The government appears overwhelmed by the surge in violence. In late December, 12 bodies were found in Santa Lucía Los Ocotes, 15 kilometers north of the capital, in an incident that authorities attributed to a power struggle between the Barrio 18 and Mara Salvatrucha gangs. That same month, the president declared a state of prevention in Indigenous communities in the south of the country after an attack on a military outpost that left at least five dead and 12 wounded. Arévalo and high-ranking security officials have blamed, without providing details, “political-criminal mafias” seeking to destabilize the government. “It is important that we recognize that none of this is a coincidence. We know who is behind it: groups that benefit from the corruption that grows in the shadows,” the president said.
The security crisis coincides with a period of high political tension.
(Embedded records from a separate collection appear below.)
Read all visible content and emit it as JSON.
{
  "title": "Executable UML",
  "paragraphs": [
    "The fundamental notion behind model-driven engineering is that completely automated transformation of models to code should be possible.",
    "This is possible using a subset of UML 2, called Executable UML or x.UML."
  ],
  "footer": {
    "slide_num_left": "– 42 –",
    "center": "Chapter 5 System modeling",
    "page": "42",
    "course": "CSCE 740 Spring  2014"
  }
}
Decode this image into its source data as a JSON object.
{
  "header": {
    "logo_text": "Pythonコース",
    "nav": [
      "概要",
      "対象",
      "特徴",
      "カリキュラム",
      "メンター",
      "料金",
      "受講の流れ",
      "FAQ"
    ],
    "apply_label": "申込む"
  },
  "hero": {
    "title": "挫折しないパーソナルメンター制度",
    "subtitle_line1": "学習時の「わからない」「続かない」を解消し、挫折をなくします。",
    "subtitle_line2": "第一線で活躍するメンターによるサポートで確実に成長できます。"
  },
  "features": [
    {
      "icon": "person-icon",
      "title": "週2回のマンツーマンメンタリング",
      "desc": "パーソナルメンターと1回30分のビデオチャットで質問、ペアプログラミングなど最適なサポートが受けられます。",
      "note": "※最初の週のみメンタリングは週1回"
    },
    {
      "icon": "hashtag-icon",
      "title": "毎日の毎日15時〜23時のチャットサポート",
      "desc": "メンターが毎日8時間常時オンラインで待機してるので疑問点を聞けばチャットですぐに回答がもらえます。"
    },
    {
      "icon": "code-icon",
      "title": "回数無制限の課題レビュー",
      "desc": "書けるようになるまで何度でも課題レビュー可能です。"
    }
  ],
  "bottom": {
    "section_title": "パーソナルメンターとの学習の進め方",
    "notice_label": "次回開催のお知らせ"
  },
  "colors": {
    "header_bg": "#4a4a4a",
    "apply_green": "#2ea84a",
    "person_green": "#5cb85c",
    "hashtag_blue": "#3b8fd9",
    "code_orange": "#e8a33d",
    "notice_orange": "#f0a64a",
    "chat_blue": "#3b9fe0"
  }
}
In the first quarter of the year, Guatemala must elect a new attorney general and magistrates to the Supreme Electoral Tribunal and the Constitutional Court. Given this scenario, Arévalo requested OAS support at the end of 2025, in a context marked by confrontation with the Public Prosecutor’s Office, headed by Consuelo Porras, whom the president accuses of having tried to prevent him from coming to power and who appears on the U.S. State Department’s list of corrupt officials.

Lissette Lemus, executive director of the Mirna Mack Foundation, asserts that the recent acts of violence in prisons are a political message directed at the Executive branch. “The first half of 2026 marks a decisive moment, in which organized crime is pushing the narrative that the president must be removed from office. They seek to weaken him,” she states.
The state of emergency announced by Arévalo arrived without much explanation and, in practice, without any visible effects. In the capital, it seems as if nothing has happened. The streets maintain their almost unchanged routine. There are no massive military deployments or widespread raids. Police officers stationed in front of the National Palace confirmed that there are no large-scale operations or house-to-house searches underway.
Some people on social media compared the measure to El Salvador’s state of emergency, but the differences are vast. Arévalo emphasized that the decision would not affect daily life or citizens’ rights. Nayib Bukele’s model, on the other hand, involved the suspension of constitutional guarantees and the detention of more than 90,000 people — nearly 2% of the adult population — with documented reports of arbitrary arrests, torture, and deaths in custody. “Here, we can only arrest someone if we catch them with links to a gang,” says a Guatemalan officer. “Until that changes, our hands are tied. All we can do is hope it doesn’t happen again.”